Major Issues in Data Mining

Major Issues in Data Mining: Data Mining is not very simple to understand and implement. As it is already evident that Data Mining is a process which is very crucial for various researchers and businesses. But in data mining, the algorithms are very complex and on top of that, the data is not readily available at one place. Every technology has flaws or issues. But one needs to always know the various flaws or issues that technology has.

In this article, the issues faced generally have been discussed in detail. There is a diagram given displays major issues in data mining:

Major Issues in Data Mining

Mining Methodology and User Interaction Issues:

  1. Mining different kinds of knowledge in databases: This issue is responsible for addressing the problems of covering a big range of data in order to meet the needs of the client or the customer. Due to the different information or a different way, it becomes difficult for a user to cover a big range of knowledge discovery task.
  1. Interactive mining of knowledge at multiple levels of abstraction: Interactive mining is very crucial because it permits the user to focus the search for patterns, providing and refining data mining requests based on the results that were returned. In simpler words, it allows user to focus the search on patterns from various different angles.
  1. Incorporation of background of knowledge: The main work of background knowledge is to continue the process of discovery and indicate the patterns or trends that were seen in the process. Background knowledge can also be used to express the patterns or trends observed in brief and precise terms. It can also be represented at different levels of abstraction.
  1. Data mining query languages and ad hoc data mining: Data Mining Query language is responsible for giving access to the user such that it describes ad hoc mining tasks as well and it needs to be integrated with a data warehouse query language.
  • Presentation and visualization of data mining results: In this issue, the patterns or trends that are discovered are to be rendered in high level languages and visual representations. The representation has to be written so that it is simply understood by everyone.
  • Handling noisy or incomplete data: For this process, the data cleaning methods are used. It is a convenient way of handling the noise and the incomplete objects in data mining. Without data cleaning methods, there will be no accuracy in the discovered patterns. And then these patterns will be poor in quality.

Performance Issues:

It has been noticed several times before also that there are performance related issues in data mining as well. These issues are listed as follows:

Efficiency and Scalability of data mining algorithm: Efficiency and Scalability is very important when it comes to data mining process. It is also very necessary because with the help of using this, the user can withdraw the information from the data in a more effective and productive manner.

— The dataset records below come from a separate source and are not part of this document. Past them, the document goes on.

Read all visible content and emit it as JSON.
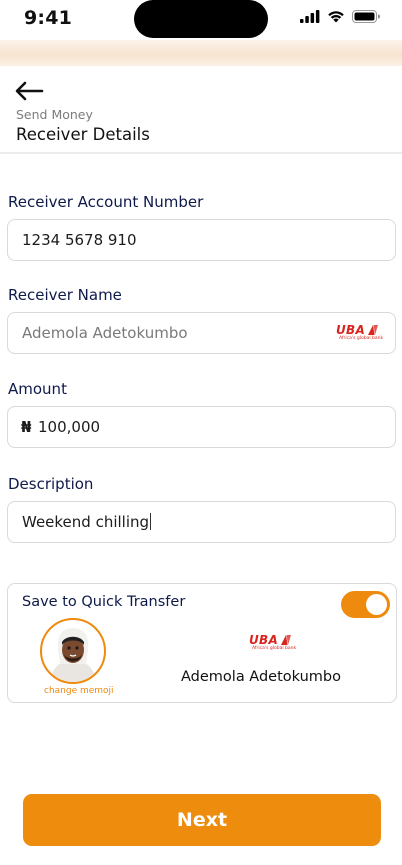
{
  "status_bar": {
    "time": "9:41"
  },
  "header": {
    "back_icon": "arrow-left-icon",
    "breadcrumb": "Send Money",
    "title": "Receiver Details"
  },
  "form": {
    "account_number": {
      "label": "Receiver Account Number",
      "value": "1234 5678 910"
    },
    "receiver_name": {
      "label": "Receiver Name",
      "value": "Ademola Adetokumbo",
      "bank_logo_text": "UBA",
      "bank_logo_tagline": "Africa's global bank"
    },
    "amount": {
      "label": "Amount",
      "currency_symbol": "₦",
      "value": "100,000"
    },
    "description": {
      "label": "Description",
      "value": "Weekend chilling"
    }
  },
  "quick_transfer": {
    "title": "Save to Quick Transfer",
    "toggle_on": true,
    "change_memoji_label": "change memoji",
    "bank_logo_text": "UBA",
    "bank_logo_tagline": "Africa's global bank",
    "receiver_name": "Ademola Adetokumbo"
  },
  "actions": {
    "next_label": "Next"
  },
  "colors": {
    "accent": "#ee8c0e",
    "label": "#0e1a4a",
    "uba_red": "#d8261f"
  }
}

On top of that, the user can withdraw that information effectively from the large amount of data in various databases.

Parallel, distributed and incremental mining algorithm: There are a lot factors which can be responsible for the development of parallel and distributed algorithms in data mining.

These factors are large in size of database, huge distribution of data, and data mining method that are complex.

In this process, the first and foremost step, the algorithm divides the data from database into various partition. In the next step, that data is processed such that it is situated in parallel manner. Then the last step, the result from the partition is merged.

Diverse Data Types Issues:

The issues in this type of issue are given below:

Handling of relational and complex types of data: The database may contain the various data objects for example, complex, multimedia, temporal data, or spatial data objects. It is very difficult to mine all these data with the help of a single system.

Mining information from heterogeneous databases and global information systems: The problem in this kind of issue is to mine the knowledge from various data sources. These data are not available as a single source instead these data are available at the different data sources on LAN or WAN. The structures of these data are different as well.